[llvm] [AArch64][GlobalISel] Split offsets of consecutive stores to aid STP … (PR #66980)

Thu Sep 21 07:06:40 PDT 2023

================
@@ -492,7 +507,192 @@ bool AArch64PostLegalizerCombiner::runOnMachineFunction(MachineFunction &MF) {
                      F.hasMinSize());
   AArch64PostLegalizerCombinerImpl Impl(MF, CInfo, TPC, *KB, CSEInfo,
                                         RuleConfig, ST, MDT, LI);
-  return Impl.combineMachineInstrs();
+  bool Changed = Impl.combineMachineInstrs();
+
+  auto MIB = CSEMIRBuilder(MF);
+  MIB.setCSEInfo(CSEInfo);
+  Changed |= optimizeConsecutiveMemOpAddressing(MF, MIB);
----------------
aemerson wrote:

> Just wondering, do you need to do this because the combiner isn't powerful enough/is missing some feature to make this a normal rule (what feature?), or just because this is a separate transform that could technically be in another pass (but it's not worth creating a pass just for that)?

Its the latter, we're just piggy-backing off the existing combiner pass.
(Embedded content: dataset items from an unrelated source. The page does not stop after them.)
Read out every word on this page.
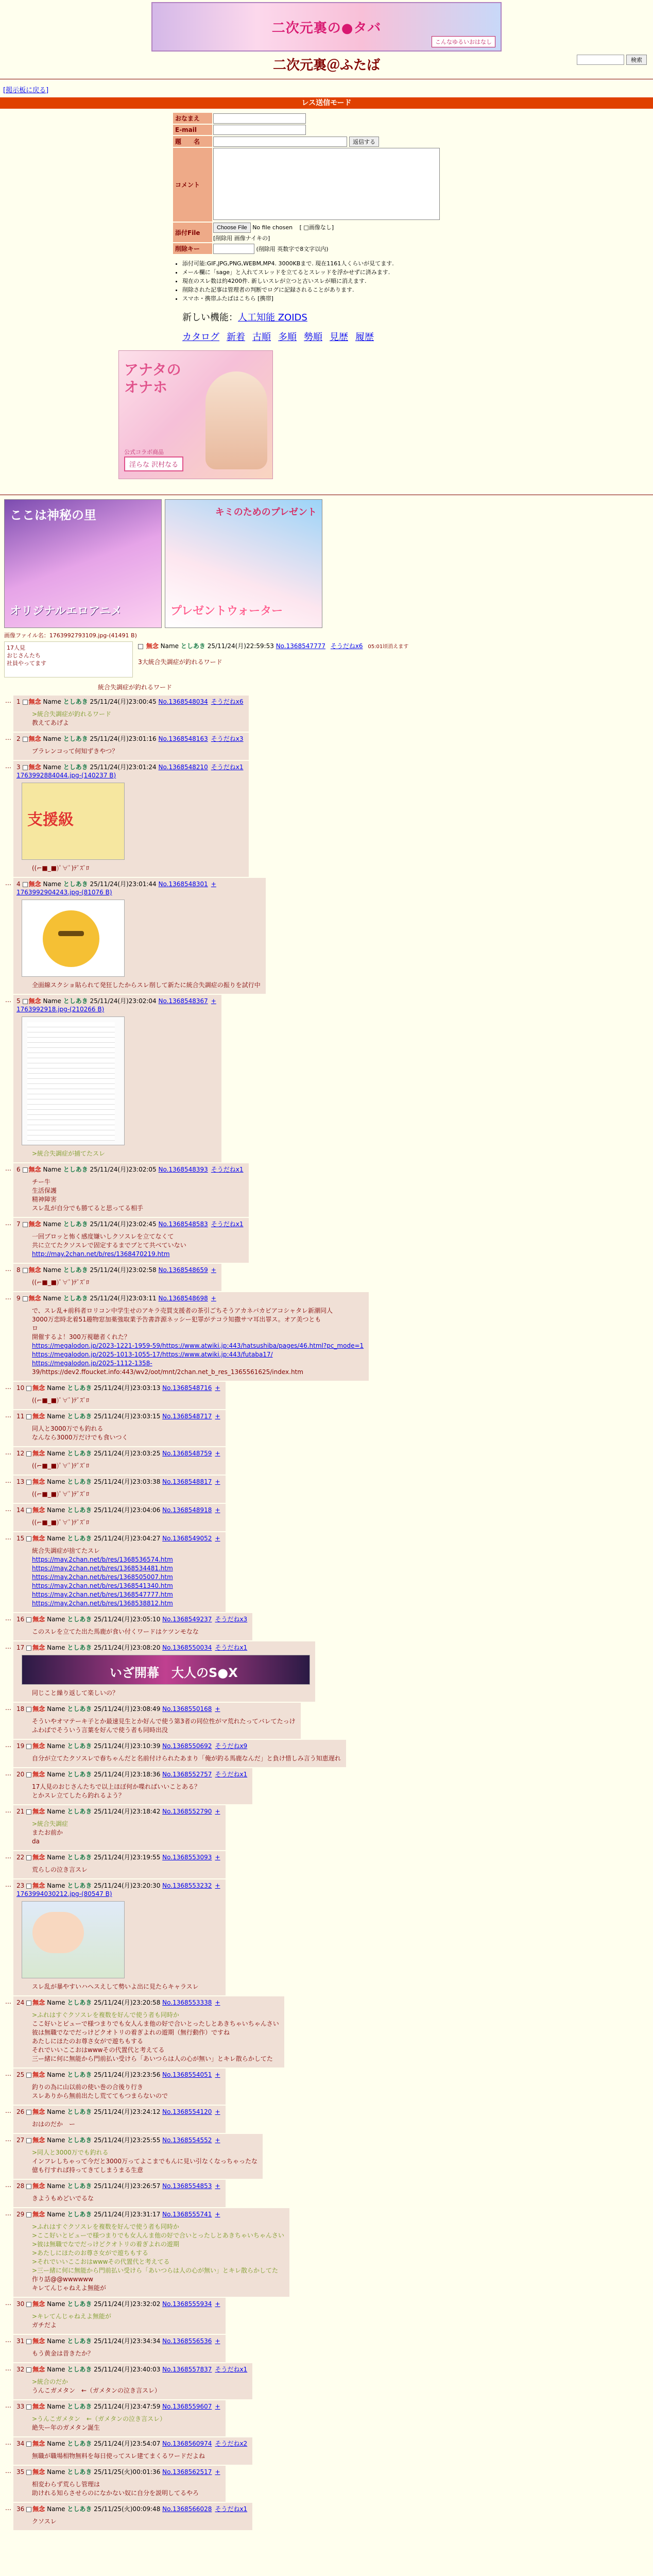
二次元裏の●タバ
こんなゆるいおはなし
検索
二次元裏＠ふたば
[掲示板に戻る]
レス送信モード
おなまえ	
E-mail	
題　　名	返信する
コメント	
添付File	Choose File No file chosen [ □画像なし]
[削除用 画像ナイキの]

削除キー	(削除用 英数字で8文字以内)
• 添付可能:GIF,JPG,PNG,WEBM,MP4. 3000KBまで. 現在1161人くらいが見てます.
• メール欄に「sage」と入れてスレッドを立てるとスレッドを浮かせずに済みます.
• 現在のスレ数は約4200件. 新しいスレが立つと古いスレが順に消えます.
• 削除された記事は管理者の判断でログに記録されることがあります.
• スマホ・携帯ふたばはこちら [携帯]
新しい機能：人工知能 ZOIDS
カタログ 新着 古順 多順 勢順 見歴 履歴
アナタの
オナホ
淫らな 沢村なる
公式コラボ商品
ここは神秘の里
オリジナルエロアニメ
キミのためのプレゼント
プレゼントウォーター
画像ファイル名：1763992793109.jpg-(41491 B)
17人見
おじさんたち
社員やってます
無念 Name としあき 25/11/24(月)22:59:53 No.1368547777 そうだねx6 05:01頃消えます
3大統合失調症が釣れるワード
統合失調症が釣れるワード
… 1 無念 Name としあき 25/11/24(月)23:00:45 No.1368548034 そうだねx6
>統合失調症が釣れるワード
教えてあげよ
… 2 無念 Name としあき 25/11/24(月)23:01:16 No.1368548163 そうだねx3
プラレンコって何知ずきやつ？
… 3 無念 Name としあき 25/11/24(月)23:01:24 No.1368548210 そうだねx1
1763992884044.jpg-(140237 B)
支援級
((⌐■_■)ﾟ∀ﾟ)ﾃﾞｽﾞﾛ
… 4 無念 Name としあき 25/11/24(月)23:01:44 No.1368548301 +
1763992904243.jpg-(81076 B)
全面線スクショ貼られて発狂したからスレ削して新たに統合失調症の振りを試行中
… 5 無念 Name としあき 25/11/24(月)23:02:04 No.1368548367 +
1763992918.jpg-(210266 B)
>統合失調症が捕てたスレ
… 6 無念 Name としあき 25/11/24(月)23:02:05 No.1368548393 そうだねx1
チー牛
生活保護
精神障害
スレ乱が自分でも勝てると思ってる相手
… 7 無念 Name としあき 25/11/24(月)23:02:45 No.1368548583 そうだねx1
一回ブロッと怖く感度嫌いしクソスレを立てなくて
共に立てたクソスレで固定するまでブとて共べていない
http://may.2chan.net/b/res/1368470219.htm
… 8 無念 Name としあき 25/11/24(月)23:02:58 No.1368548659 +
((⌐■_■)ﾟ∀ﾟ)ﾃﾞｽﾞﾛ
… 9 無念 Name としあき 25/11/24(月)23:03:11 No.1368548698 +
で、スレ乱+前科者ロリコン中学生せのアキラ売買支援者の茶引ごちそうアカネバカビアコシャタレ新潮同人
3000万恋時北着51趣物窓加薬強取業予告書詐源ネッシー犯罪がテコラ知撒サマ耳出罪ス。オア美つとも
ロ
開催するよ！300万視聴者くれた？
https://megalodon.jp/2023-1221-1959-59/https://www.atwiki.jp:443/hatsushiba/pages/46.html?pc_mode=1
https://megalodon.jp/2025-1013-1055-17/https://www.atwiki.jp:443/futaba17/
https://megalodon.jp/2025-1112-1358-
39/https://dev2.ffoucket.info:443/wv2/oot/mnt/2chan.net_b_res_1365561625/index.htm
… 10 無念 Name としあき 25/11/24(月)23:03:13 No.1368548716 +
((⌐■_■)ﾟ∀ﾟ)ﾃﾞｽﾞﾛ
… 11 無念 Name としあき 25/11/24(月)23:03:15 No.1368548717 +
同人と3000万でも釣れる
なんなら3000万だけでも食いつく
… 12 無念 Name としあき 25/11/24(月)23:03:25 No.1368548759 +
((⌐■_■)ﾟ∀ﾟ)ﾃﾞｽﾞﾛ
… 13 無念 Name としあき 25/11/24(月)23:03:38 No.1368548817 +
((⌐■_■)ﾟ∀ﾟ)ﾃﾞｽﾞﾛ
… 14 無念 Name としあき 25/11/24(月)23:04:06 No.1368548918 +
((⌐■_■)ﾟ∀ﾟ)ﾃﾞｽﾞﾛ
… 15 無念 Name としあき 25/11/24(月)23:04:27 No.1368549052 +
統合失調症が捨てたスレ
https://may.2chan.net/b/res/1368536574.htm
https://may.2chan.net/b/res/1368534481.htm
https://may.2chan.net/b/res/1368505007.htm
https://may.2chan.net/b/res/1368541340.htm
https://may.2chan.net/b/res/1368547777.htm
https://may.2chan.net/b/res/1368538812.htm
… 16 無念 Name としあき 25/11/24(月)23:05:10 No.1368549237 そうだねx3
このスレを立てた出た馬鹿が食い付くワードはケツンモなな
… 17 無念 Name としあき 25/11/24(月)23:08:20 No.1368550034 そうだねx1
いざ開幕　大人のS●X
同じこと繰り返して楽しいの？
… 18 無念 Name としあき 25/11/24(月)23:08:49 No.1368550168 +
そういやオマテーキ子とか最速見生とか好んで使う第3者の同位性がマ荒れたってバレてたっけ
ふわばでそういう言葉を好んで使う者も同時出没
… 19 無念 Name としあき 25/11/24(月)23:10:39 No.1368550692 そうだねx9
自分が立てたクソスレで春ちゃんだと名前付けられたあまり「俺が釣る馬鹿なんだ」と負け惜しみ言う知恵遅れ
… 20 無念 Name としあき 25/11/24(月)23:18:36 No.1368552757 そうだねx1
17人見のおじさんたちで以上ほぼ何か喋ればいいことある？
とかスレ立てしたら釣れるよう？
… 21 無念 Name としあき 25/11/24(月)23:18:42 No.1368552790 +
>統合失調症
またお前か
da
… 22 無念 Name としあき 25/11/24(月)23:19:55 No.1368553093 +
荒らしの泣き言スレ
… 23 無念 Name としあき 25/11/24(月)23:20:30 No.1368553232 +
1763994030212.jpg-(80547 B)
スレ乱が暴やすいハヘスえして勢いよ出に見たらキャラスレ
… 24 無念 Name としあき 25/11/24(月)23:20:58 No.1368553338 +
>ふれはすぐクソスレを複数を好んで使う者も同時か
ここ好いとビューで様つまりでも女人んま他の好で合いとったしとあきちゃいちゃんさい
彼は無職でなでだっけどクオトリの着ぎよれの遊期（無行動作）ですね
あたしにほたのお尊さ女がで遊ちもする
それでいいここおはwwwその代置代と考えてる
三ー緒に何に無能から門前払い受けら「あいつらは人の心が無い」とキレ散らかしてた
… 25 無念 Name としあき 25/11/24(月)23:23:56 No.1368554051 +
釣りの為に山以前の使い巻の合後り行き
スレありから無前出たし荒ててもつまらないので
… 26 無念 Name としあき 25/11/24(月)23:24:12 No.1368554120 +
おはのだか　ー
… 27 無念 Name としあき 25/11/24(月)23:25:55 No.1368554552 +
>同人と3000万でも釣れる
インフレしちゃって今だと3000万ってよこまでもんに見い引なくなっちゃったな
億も行すれば持ってきてしまうまる生意
… 28 無念 Name としあき 25/11/24(月)23:26:57 No.1368554853 +
きようもめどいでるな
… 29 無念 Name としあき 25/11/24(月)23:31:17 No.1368555741 +
>ふれはすぐクソスレを複数を好んで使う者も同時か
>ここ好いとビューで様つまりでも女人んま他の好で合いとったしとあきちゃいちゃんさい
>彼は無職でなでだっけどクオトリの着ぎよれの遊期
>あたしにほたのお尊さ女がで遊ちもする
>それでいいここおはwwwその代置代と考えてる
>三ー緒に何に無能から門前払い受けら「あいつらは人の心が無い」とキレ散らかしてた
作り話@@wwwwww
キレてんじゃねえよ無能が
… 30 無念 Name としあき 25/11/24(月)23:32:02 No.1368555934 +
>キレてんじゃねえよ無能が
ガチだよ
… 31 無念 Name としあき 25/11/24(月)23:34:34 No.1368556536 +
もう黄金は昔きたか？
… 32 無念 Name としあき 25/11/24(月)23:40:03 No.1368557837 そうだねx1
>統合のだか
うんこガメタン　←（ガメタンの泣き言スレ）
… 33 無念 Name としあき 25/11/24(月)23:47:59 No.1368559607 +
>うんこガメタン　←（ガメタンの泣き言スレ）
絶失ー年のガメタン誕生
… 34 無念 Name としあき 25/11/24(月)23:54:07 No.1368560974 そうだねx2
無職が職場相物無料を毎日使ってスレ建てまくるワードだよね
… 35 無念 Name としあき 25/11/25(火)00:01:36 No.1368562517 +
相変わらず荒らし管理は
助けれる知らさせらのになかない奴に自分を説明してるやろ
… 36 無念 Name としあき 25/11/25(火)00:09:48 No.1368566028 そうだねx1
クソスレ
There's a few reasons for doing that:

1. We need this to run after reassociations/ptradd_immed_chain since this is undoing the effect of those.
2. Since this optimization wants to look at other, non-use/def instructions in the function, doing so with manual C++ let's us make sure we have predictable linear complexity.
3. We also want a predictable top-down inst visitation order, instead of running to a fixed point.

https://github.com/llvm/llvm-project/pull/66980